The next songs “Hollywood” and “Hymn – Remix” carry frenetic energies, each bring mechanistic elements back to the forefront. But where the repetitions sound almost hypnotic on the first listen, subsequent plays lose their luster.
One of the album’s finest, “Martin” combines sounds that do not ordinarily go together. A traditional acoustic guitar is set against a metronome-like drum beat and clever sound mixing. Representative of their highly intelligent songwriting, the song is about turning the page on mental health and unhappiness only to relapse once again.
“Life Worth Missing” stands out as another exceptional work on the new album. The song fuses together drone sounds over a mumbling self-exploration. Without a chorus, the lyrics meander through ruminations on lives not lived. But as on “Martin,” the track concludes with the recognition that starting anew is impossible and that one must come to terms with oneself. Toledo continues this process on the metronome tune “There Must Be More Than Blood,” in which he grapples with his relationship with his family.
The last track on “Making a Door Less Open” — or at least on the Spotify version — puts everything together. Full of a machine-like cacophony, “Famous” concludes the personal journey with a callback, repeating, “Change your mind/Did you change your mind?”
It is hard to separate “Making a Door Less Open” from the Car Seat Headrest context, both for better and worse.

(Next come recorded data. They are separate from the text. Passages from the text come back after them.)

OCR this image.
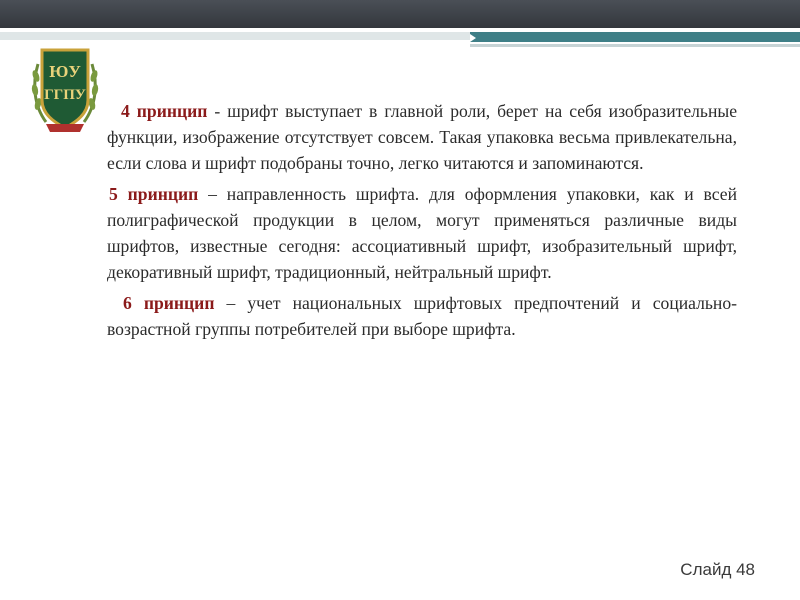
ЮУ
ГГПУ

4 принцип - шрифт выступает в главной роли, берет на себя изобразительные функции, изображение отсутствует совсем. Такая упаковка весьма привлекательна, если слова и шрифт подобраны точно, легко читаются и запоминаются.

5 принцип – направленность шрифта. для оформления упаковки, как и всей полиграфической продукции в целом, могут применяться различные виды шрифтов, известные сегодня: ассоциативный шрифт, изобразительный шрифт, декоративный шрифт, традиционный, нейтральный шрифт.

6 принцип – учет национальных шрифтовых предпочтений и социально-возрастной группы потребителей при выборе шрифта.

Слайд 48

Without understanding the innovative changes undergone by Toledo’s project, the introspections and realizations might fall flat. Put into a discography and narrative, though, the ambitious choices just fail to shine as brightly (or depressingly) as earlier works. The electronic elements serve this self-referentiality well, retreading past ground under new eyes. Insider knowledge always enhances the appreciation of Headrest, as it does with most artistry, but that condition could be held as a slight from non-fans.
Ignoring this, the latest album from the indie band proves rather unique, insightful and cohesive as a music project. A few tracks are not worthy of much attention, but the highs reveal Car Seat Headrest as an innovative, independent band refusing to let anyone but themselves define their sound and narrative.